Laboratory of Pathogens and Host Immunity

Research projects – Group A. Blanc-Potard

We aim to provide a better understanding of an intramacrophage phase for extracellular pathogens, especially in the cystic fibrosis context, as well as identify novel antimicrobial molecules targeting factors involved in intramacrophage survival. 

AXIS 1 : BACTERIAL FACTORS INVOLVED IN INTRAMACROPHAGE SURVIVAL

Intracellular bacterial pathogens, as Mycobacterium tuberculosis or Salmonella enterica, can replicate within phagocytic cells. In contrast, extracellular pathogens, as Staphylococcus aureus or Pseudomonas aeruginosa, avoid phagocytosis, thus promoting extracellular multiplication. However, a phase of intracellular residence can be of importance for so-called extracellular pathogens. Focusing mainly on P. aeruginosa, our objective is to investigate the function and expression of specific bacterial virulence factors (MgtC, OprF, T3SS, ExoS ..) involved in an intramacrophage stage. We then aim to decipher the role if this intracellular phase in the establishment, dissemination and persistence of the infection, using zebrafish embryos, which offers powerful tools to study host-pathogens interactions. Embryos deficient for CFTR channel are used as surrogate for cystic fibrosis context (Figure 1).

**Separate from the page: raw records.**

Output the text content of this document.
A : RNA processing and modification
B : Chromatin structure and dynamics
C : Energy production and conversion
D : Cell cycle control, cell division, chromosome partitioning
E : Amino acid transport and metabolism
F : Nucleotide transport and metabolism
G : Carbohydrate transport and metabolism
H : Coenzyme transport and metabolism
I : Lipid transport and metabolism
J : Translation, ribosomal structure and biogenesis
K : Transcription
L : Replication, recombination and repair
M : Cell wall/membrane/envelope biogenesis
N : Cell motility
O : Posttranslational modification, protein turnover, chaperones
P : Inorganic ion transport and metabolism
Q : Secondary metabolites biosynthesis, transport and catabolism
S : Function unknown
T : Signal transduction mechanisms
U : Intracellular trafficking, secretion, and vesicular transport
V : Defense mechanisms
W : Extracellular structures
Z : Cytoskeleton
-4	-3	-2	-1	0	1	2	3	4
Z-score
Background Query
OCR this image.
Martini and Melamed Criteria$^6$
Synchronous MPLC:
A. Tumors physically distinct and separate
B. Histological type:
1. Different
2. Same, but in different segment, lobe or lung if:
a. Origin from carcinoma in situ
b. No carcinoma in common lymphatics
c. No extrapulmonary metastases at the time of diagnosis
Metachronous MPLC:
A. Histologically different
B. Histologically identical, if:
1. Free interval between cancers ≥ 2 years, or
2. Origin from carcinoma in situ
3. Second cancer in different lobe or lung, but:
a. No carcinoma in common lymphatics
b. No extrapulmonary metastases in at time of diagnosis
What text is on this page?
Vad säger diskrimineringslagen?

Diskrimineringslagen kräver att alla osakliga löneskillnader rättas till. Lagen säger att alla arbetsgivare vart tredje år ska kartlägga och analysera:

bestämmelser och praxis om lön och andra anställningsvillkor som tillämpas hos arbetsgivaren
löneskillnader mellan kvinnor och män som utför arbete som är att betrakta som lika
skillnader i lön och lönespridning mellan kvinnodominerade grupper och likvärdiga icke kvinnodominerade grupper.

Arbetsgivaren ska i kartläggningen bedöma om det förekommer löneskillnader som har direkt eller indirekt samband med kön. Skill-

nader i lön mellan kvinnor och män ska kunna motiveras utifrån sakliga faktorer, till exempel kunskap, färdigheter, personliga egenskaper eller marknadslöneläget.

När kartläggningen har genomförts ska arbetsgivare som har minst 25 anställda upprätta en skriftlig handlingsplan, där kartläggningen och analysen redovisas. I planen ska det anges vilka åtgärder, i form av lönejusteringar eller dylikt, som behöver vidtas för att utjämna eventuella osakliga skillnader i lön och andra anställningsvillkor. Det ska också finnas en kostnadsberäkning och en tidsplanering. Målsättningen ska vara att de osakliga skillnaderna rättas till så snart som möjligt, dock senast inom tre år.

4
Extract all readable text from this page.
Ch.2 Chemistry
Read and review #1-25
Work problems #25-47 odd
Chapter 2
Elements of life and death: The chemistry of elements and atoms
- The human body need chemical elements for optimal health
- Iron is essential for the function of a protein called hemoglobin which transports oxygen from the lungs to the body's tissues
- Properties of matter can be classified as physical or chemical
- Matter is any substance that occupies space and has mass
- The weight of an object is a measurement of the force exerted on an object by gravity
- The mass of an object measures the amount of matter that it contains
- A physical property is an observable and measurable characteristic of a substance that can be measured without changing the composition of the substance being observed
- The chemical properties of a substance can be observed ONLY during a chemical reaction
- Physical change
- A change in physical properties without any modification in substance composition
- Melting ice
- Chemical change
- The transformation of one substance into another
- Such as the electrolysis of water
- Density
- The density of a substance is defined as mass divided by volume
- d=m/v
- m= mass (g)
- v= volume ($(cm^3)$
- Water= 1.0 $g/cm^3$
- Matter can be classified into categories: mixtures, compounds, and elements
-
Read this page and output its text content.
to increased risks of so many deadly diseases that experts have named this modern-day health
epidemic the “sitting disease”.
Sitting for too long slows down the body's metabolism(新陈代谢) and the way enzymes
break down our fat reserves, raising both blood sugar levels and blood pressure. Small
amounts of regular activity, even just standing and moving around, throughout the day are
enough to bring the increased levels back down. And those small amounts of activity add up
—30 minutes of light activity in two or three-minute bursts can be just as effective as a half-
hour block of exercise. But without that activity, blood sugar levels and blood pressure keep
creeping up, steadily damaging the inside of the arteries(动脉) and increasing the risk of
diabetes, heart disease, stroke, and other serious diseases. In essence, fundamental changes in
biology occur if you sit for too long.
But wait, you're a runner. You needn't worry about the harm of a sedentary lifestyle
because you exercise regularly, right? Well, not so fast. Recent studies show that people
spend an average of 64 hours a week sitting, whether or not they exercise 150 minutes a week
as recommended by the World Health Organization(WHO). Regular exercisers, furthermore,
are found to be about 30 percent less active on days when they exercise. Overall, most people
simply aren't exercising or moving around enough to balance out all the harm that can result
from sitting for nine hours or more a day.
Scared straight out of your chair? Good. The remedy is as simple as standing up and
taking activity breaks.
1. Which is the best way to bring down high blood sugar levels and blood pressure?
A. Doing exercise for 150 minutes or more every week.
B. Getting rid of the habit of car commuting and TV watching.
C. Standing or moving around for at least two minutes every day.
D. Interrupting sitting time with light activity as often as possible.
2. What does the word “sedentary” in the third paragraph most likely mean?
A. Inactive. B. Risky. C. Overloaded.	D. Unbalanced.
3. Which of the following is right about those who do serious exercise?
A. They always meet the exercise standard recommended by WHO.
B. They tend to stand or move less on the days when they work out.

AXIS 2 : ANTI-VIRULENCE STRATEGIES

Morevover, uprising antibiotic resistance in various bacteria urges for the development of novel antibacterial strategies. Our studies of factors involved in intramacrophage survival have provided new targets for antivirulence strategies. We have recently identified hydrophobic peptides that reduce bacterial intramacrophage survival upon overexpression or exogenous addition. Our current goal is to decipher the mechanisms of action of synthetic peptides of interest and to test their antivirulence activity against various bacteria and in the zebrafish infection model. Through collaborations, we also test the efficiency of molecules inhibiting other specific targets (as NADK, T3SS ..) against P. aeruginosa using macrophage infection model and zebrafish infection model (Figure 2).